Le Parti Québécois était perçu comme un parti révolutionnaire jusqu’au congrès de 1974. Pourtant, les quelques militants convaincus ont réussi à gagner, en quelques années à peine, près d’un million d’électeurs (23% en 1970, 32% en 1973) à un programme prévoyant que le Québec se constitue en pays DÈS LA PRISE DU POUVOIR ! L’idée d’indépendance ayant, malgré la mauvaise volonté et les mauvais calculs des chefs du PQ (sauf Jacques Parizeau), progressé dans l’opinion publique et du fait de la haute probabilité que le Canada anglais mette rapidement fin à la situation d’impuissance de son gouvernement national, je crois que nous avons davantage de chances de faire progresser l’indépendance en militant activement dans un parti pour lequel cette cause est la seule véritable préoccupation.
En tout cas, moi je n’ai plus l’intention de laisser les opportunistes politiques diriger la parade ni la regarder passer alors que c’est MAINTENANT qu’il faut livrer le combat. Tenons-nous debouts et soyons contagieux !
Une petite précision s’impose par rapport à ce qu’a dit M. Luc Bertrand au sujet du dernier numéro du Québécois :
Je ne suis absolument pas contre la création d’un nouveau parti indépendantiste, tant que celui-ci sera crédible et sérieux.
D’ailleurs, je suis le seul à avoir dit publiquement, et ce, dès le départ, que l’arrivée de Pauline Marois à la tête du PQ n’était en rien aussi emballant que certains voulaient nous le faire croire. Par conséquent, je crois qu’il est assez difficile de me ranger dans le camp de ceux qui regarderont béâtement passer la parade Marois.
Patriotiquement vôtre,
Patrick B.
M. Luc Bertrand écrit : « si un gouvernement adéquiste "se réveillait" et se proposait de tenir un référendum sur l’indépendance, l’opposition péquiste voterait-elle contre, sous prétexte que le "fruit ne serait pas mûr" pour les Québécois(e)s ? »
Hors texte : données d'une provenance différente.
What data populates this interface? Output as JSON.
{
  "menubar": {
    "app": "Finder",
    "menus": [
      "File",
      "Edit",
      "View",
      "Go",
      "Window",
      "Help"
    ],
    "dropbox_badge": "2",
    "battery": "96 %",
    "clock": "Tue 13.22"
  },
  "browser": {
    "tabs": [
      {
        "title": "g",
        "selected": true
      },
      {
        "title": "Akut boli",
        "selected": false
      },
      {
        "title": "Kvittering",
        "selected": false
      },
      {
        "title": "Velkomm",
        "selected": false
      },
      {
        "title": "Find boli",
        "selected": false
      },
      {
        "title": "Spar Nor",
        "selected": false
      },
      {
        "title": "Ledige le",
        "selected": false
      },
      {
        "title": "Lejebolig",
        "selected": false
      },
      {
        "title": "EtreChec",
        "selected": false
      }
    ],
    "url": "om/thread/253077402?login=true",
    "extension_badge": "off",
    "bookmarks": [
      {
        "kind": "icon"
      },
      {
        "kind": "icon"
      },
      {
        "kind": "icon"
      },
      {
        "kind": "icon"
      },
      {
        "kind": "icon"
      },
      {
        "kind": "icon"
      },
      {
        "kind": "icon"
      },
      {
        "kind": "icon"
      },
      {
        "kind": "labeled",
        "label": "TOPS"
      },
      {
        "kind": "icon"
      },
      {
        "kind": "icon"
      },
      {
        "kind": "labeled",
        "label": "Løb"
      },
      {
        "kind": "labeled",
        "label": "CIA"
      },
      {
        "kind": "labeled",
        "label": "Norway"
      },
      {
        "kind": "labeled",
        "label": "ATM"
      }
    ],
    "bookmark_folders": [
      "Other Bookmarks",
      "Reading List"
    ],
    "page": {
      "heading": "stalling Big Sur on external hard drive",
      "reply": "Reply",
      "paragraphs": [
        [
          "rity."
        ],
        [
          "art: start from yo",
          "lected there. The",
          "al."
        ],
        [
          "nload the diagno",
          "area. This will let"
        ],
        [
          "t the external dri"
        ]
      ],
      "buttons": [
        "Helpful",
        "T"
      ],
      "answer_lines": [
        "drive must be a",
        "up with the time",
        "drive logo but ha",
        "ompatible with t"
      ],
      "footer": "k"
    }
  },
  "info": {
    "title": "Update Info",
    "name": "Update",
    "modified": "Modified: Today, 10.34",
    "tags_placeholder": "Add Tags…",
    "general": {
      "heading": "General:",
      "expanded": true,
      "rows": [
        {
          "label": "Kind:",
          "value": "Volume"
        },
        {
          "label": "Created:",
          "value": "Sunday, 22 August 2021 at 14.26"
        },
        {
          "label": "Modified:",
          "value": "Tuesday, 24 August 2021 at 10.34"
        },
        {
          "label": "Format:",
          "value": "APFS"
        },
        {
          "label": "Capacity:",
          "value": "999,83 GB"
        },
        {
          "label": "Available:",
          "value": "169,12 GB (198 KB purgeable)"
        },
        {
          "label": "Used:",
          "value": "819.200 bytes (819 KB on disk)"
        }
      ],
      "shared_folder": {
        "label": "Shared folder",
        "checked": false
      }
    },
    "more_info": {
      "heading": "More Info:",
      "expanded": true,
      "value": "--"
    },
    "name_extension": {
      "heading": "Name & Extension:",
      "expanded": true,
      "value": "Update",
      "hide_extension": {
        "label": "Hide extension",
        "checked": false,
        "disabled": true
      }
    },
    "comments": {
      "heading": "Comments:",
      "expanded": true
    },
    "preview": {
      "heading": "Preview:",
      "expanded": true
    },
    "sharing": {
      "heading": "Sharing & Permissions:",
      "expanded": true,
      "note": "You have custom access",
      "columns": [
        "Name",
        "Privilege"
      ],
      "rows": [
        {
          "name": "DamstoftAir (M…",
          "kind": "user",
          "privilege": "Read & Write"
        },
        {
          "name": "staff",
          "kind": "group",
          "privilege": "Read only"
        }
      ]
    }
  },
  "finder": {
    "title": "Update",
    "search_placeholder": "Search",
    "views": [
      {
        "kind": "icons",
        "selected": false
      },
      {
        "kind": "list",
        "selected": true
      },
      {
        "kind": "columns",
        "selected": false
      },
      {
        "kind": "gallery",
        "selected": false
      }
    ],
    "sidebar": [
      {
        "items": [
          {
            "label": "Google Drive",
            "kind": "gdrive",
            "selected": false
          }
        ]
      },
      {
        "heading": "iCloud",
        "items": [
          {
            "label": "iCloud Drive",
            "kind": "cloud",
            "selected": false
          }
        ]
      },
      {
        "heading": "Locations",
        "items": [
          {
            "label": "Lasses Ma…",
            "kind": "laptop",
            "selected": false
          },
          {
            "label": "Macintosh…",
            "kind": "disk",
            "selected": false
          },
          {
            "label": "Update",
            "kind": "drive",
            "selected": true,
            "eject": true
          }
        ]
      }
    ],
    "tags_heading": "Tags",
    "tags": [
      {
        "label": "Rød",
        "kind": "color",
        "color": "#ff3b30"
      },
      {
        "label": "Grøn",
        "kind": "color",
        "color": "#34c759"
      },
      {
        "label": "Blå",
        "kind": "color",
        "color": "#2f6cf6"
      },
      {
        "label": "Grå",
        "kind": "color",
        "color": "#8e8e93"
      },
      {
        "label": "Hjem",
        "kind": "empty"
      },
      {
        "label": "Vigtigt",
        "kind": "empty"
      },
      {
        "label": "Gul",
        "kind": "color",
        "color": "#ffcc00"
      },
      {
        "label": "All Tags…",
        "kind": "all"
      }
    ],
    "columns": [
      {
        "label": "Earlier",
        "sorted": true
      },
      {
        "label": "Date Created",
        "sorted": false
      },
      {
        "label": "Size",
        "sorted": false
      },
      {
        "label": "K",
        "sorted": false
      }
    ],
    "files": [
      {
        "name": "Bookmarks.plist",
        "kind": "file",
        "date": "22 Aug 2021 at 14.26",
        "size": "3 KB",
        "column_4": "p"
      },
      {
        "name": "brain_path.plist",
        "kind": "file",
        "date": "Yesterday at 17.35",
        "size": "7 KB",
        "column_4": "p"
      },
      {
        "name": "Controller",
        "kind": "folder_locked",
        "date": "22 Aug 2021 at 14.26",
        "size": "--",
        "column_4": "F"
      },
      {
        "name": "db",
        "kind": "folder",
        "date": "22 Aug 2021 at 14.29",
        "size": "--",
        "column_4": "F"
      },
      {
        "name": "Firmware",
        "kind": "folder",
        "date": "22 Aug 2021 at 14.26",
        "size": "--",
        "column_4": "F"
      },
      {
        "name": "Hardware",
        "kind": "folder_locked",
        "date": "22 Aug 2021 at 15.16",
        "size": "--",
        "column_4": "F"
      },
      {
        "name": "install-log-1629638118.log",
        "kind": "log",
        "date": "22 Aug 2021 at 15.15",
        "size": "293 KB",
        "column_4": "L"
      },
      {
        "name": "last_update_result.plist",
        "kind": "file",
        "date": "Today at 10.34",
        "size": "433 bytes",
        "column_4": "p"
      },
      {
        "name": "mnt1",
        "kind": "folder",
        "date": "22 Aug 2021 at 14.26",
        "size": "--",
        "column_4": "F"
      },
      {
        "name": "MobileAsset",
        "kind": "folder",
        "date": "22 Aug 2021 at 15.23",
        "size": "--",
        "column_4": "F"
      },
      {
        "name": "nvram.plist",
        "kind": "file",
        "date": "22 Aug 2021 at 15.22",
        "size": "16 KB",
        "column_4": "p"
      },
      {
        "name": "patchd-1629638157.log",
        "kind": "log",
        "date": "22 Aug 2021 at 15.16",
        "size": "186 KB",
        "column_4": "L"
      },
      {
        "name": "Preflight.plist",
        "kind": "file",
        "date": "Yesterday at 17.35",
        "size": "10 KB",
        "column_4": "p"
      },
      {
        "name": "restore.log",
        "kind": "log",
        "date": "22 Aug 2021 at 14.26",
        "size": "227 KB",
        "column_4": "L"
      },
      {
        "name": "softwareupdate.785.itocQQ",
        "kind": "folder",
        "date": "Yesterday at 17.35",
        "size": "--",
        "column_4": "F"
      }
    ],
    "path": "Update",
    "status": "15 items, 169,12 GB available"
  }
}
Si l’ADQ prend le pouvoir à la prochaine élection, son programme suggère de commencer par ce qui suit : Que le Québec s’affirme sans se séparer, que les relations avec Ottawa soient bilatérales, que le Québec adopte une constitution qui affirme ses valeurs et qui déclare que le Québec va s’appeler : État autonome du Québec. Il suggère une citoyenneté québécoise et le renforcement du rayonnement du Québec à l’étranger. Ça, il pourrait le faire sans la permission d’Ottawa, avec l’aide de l’opposition, de préférence. Est-ce que le PQ suivrait l’ADQ sur ce qui précède ?
L’idée de l’ADQ de collecter tous les impôts et d’en remettre la partie au fédéral demande son l’accord. S’il est refusé, là, il pourrait y avoir besoin d’un référendum.
Tout ça précéderait un référendum sur la souveraineté pure du Québec comme le propose le programme du PQ d’ici à ce que Mme. Marois le fasse changer.